There are manifold reasons for this, but chief among them is that Nuttall, despite his newfound love of tweed, is no Nigel Farage. Not only does he lack his name recognition and box office appeal, but the sad truth is that the Tory voters Ukip need to attract are much less likely to vote for a party led by a Scouser whose platform consists of reassuring working-class voters their NHS and benefits are safe.
 
It is Farage and his allies – most notably the party’s main donor Arron Banks – who hold the most power over Nuttall’s future. Banks, who Nuttall publicly disowned as a non-member after he said he was “sick to death” of people “milking” the Hillsborough disaster, said on the eve of the Stoke poll that Ukip had to “remain radical” if it wanted to keep receiving his money. Farage himself has said the party’s campaign ought to have been “clearer” on immigration. 

Senior party figures are already briefing against Nuttall and his team in the Telegraph, whose proprietors are chummy with the beer-swilling Farage-Banks axis. They deride him for his efforts to turn Ukip into “NiceKip” or “Nukip” in order to appeal to more women voters, and for the heavy-handedness of his pitch to Labour voters (“There were times when I wondered whether I’ve got a purple rosette or a red one on”, one told the paper). 

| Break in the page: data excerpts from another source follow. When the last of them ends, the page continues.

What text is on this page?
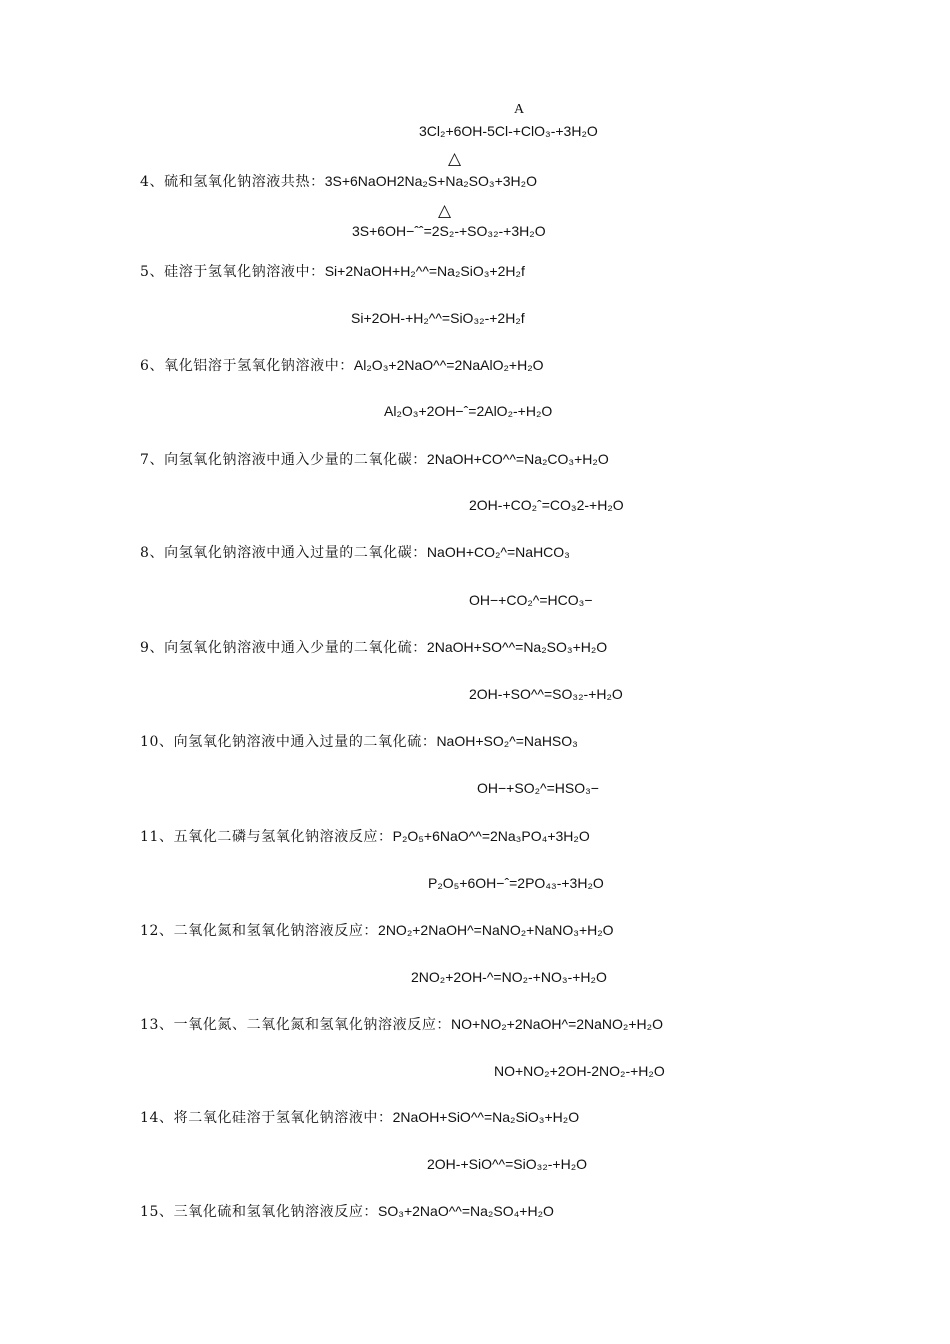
A
△
△
3Cl₂+6OH-5Cl-+ClO₃-+3H₂O
4、硫和氢氧化钠溶液共热：3S+6NaOH2Na₂S+Na₂SO₃+3H₂O
3S+6OH−ˆˆ=2S₂-+SO₃₂-+3H₂O
5、硅溶于氢氧化钠溶液中：Si+2NaOH+H₂^^=Na₂SiO₃+2H₂f
Si+2OH-+H₂^^=SiO₃₂-+2H₂f
6、氧化铝溶于氢氧化钠溶液中：Al₂O₃+2NaO^^=2NaAlO₂+H₂O
Al₂O₃+2OH−ˆ=2AlO₂-+H₂O
7、向氢氧化钠溶液中通入少量的二氧化碳：2NaOH+CO^^=Na₂CO₃+H₂O
2OH-+CO₂ˆ=CO₃2-+H₂O
8、向氢氧化钠溶液中通入过量的二氧化碳：NaOH+CO₂^=NaHCO₃
OH−+CO₂^=HCO₃−
9、向氢氧化钠溶液中通入少量的二氧化硫：2NaOH+SO^^=Na₂SO₃+H₂O
2OH-+SO^^=SO₃₂-+H₂O
10、向氢氧化钠溶液中通入过量的二氧化硫：NaOH+SO₂^=NaHSO₃
OH−+SO₂^=HSO₃−
11、五氧化二磷与氢氧化钠溶液反应：P₂O₅+6NaO^^=2Na₃PO₄+3H₂O
P₂O₅+6OH−ˆ=2PO₄₃-+3H₂O
12、二氧化氮和氢氧化钠溶液反应：2NO₂+2NaOH^=NaNO₂+NaNO₃+H₂O
2NO₂+2OH-^=NO₂-+NO₃-+H₂O
13、一氧化氮、二氧化氮和氢氧化钠溶液反应：NO+NO₂+2NaOH^=2NaNO₂+H₂O
NO+NO₂+2OH-2NO₂-+H₂O
14、将二氧化硅溶于氢氧化钠溶液中：2NaOH+SiO^^=Na₂SiO₃+H₂O
2OH-+SiO^^=SiO₃₂-+H₂O
15、三氧化硫和氢氧化钠溶液反应：SO₃+2NaO^^=Na₂SO₄+H₂O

It is Nuttall’s policy advisers - the anti-Farage awkward squad of Suzanne Evans, MEP Patrick O’Flynn (who famously branded Farage "snarling, thin-skinned and aggressive") and former leadership candidate Lisa Duffy – come in for the harshest criticism. Herein lies the leader's almost impossible task. Despite having pitched to members as a unity candidate, the two sides’ visions for Ukip are irreconcilable – one urges him to emulate Trump (who Nuttall says he would not have voted for), and the other urges a more moderate tack. 

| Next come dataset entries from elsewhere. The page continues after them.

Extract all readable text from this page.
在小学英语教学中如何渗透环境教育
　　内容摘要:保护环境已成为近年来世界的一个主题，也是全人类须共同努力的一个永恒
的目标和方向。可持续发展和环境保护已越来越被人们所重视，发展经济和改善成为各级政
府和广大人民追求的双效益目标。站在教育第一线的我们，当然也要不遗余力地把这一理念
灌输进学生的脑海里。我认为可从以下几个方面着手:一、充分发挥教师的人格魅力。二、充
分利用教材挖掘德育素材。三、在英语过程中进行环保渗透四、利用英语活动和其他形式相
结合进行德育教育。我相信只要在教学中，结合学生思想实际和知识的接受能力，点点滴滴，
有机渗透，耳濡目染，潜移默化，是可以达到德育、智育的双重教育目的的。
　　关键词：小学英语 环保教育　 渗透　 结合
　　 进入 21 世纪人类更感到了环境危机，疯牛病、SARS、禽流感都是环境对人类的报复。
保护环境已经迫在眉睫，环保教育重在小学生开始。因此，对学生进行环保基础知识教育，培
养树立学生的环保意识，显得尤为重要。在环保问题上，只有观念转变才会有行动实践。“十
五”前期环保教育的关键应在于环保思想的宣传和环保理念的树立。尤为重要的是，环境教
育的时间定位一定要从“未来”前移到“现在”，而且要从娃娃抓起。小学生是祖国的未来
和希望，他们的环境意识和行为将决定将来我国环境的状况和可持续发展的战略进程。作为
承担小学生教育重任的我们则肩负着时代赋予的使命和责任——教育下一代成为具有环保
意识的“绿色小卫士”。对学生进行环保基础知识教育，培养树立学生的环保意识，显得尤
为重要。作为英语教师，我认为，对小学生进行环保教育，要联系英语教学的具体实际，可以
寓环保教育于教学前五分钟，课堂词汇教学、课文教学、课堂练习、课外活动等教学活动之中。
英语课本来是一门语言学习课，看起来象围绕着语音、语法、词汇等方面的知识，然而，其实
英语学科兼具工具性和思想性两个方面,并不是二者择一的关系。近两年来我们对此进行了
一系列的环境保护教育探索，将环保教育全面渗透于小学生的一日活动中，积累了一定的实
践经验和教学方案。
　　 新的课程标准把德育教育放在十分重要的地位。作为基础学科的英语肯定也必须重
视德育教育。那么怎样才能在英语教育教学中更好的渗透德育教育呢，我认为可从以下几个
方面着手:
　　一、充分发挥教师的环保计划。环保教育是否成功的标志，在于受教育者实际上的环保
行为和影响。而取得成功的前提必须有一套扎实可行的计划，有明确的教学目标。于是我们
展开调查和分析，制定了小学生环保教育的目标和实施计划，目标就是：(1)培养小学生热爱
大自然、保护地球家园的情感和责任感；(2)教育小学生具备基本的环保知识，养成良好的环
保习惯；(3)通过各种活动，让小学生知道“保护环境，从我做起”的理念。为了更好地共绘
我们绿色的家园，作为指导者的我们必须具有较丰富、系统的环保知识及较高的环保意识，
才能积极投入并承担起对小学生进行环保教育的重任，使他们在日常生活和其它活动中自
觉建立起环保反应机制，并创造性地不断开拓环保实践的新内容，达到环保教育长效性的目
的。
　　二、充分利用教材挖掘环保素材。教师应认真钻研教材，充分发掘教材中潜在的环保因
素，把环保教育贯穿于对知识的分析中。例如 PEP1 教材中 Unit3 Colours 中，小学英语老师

Endorsing his leader on Question Time last night, Ukip’s sole MP Douglas Carswell blamed the legacy of the party’s Tea Party-inspired 2015 general election campaign, which saw Farage complain about foreigners with HIV using the NHS in ITV’s leaders debate, for the party’s poor performance in Stoke. Others, such as MEP Bill Etheridge, say precisely the opposite – that Nuttall must be more like Farage. 

Neither side has yet called for Nuttall’s head. He insists he is “not going anywhere”. With his febrile party no stranger to abortive coup and counter-coup, he is unlikely to be the one who has the final say.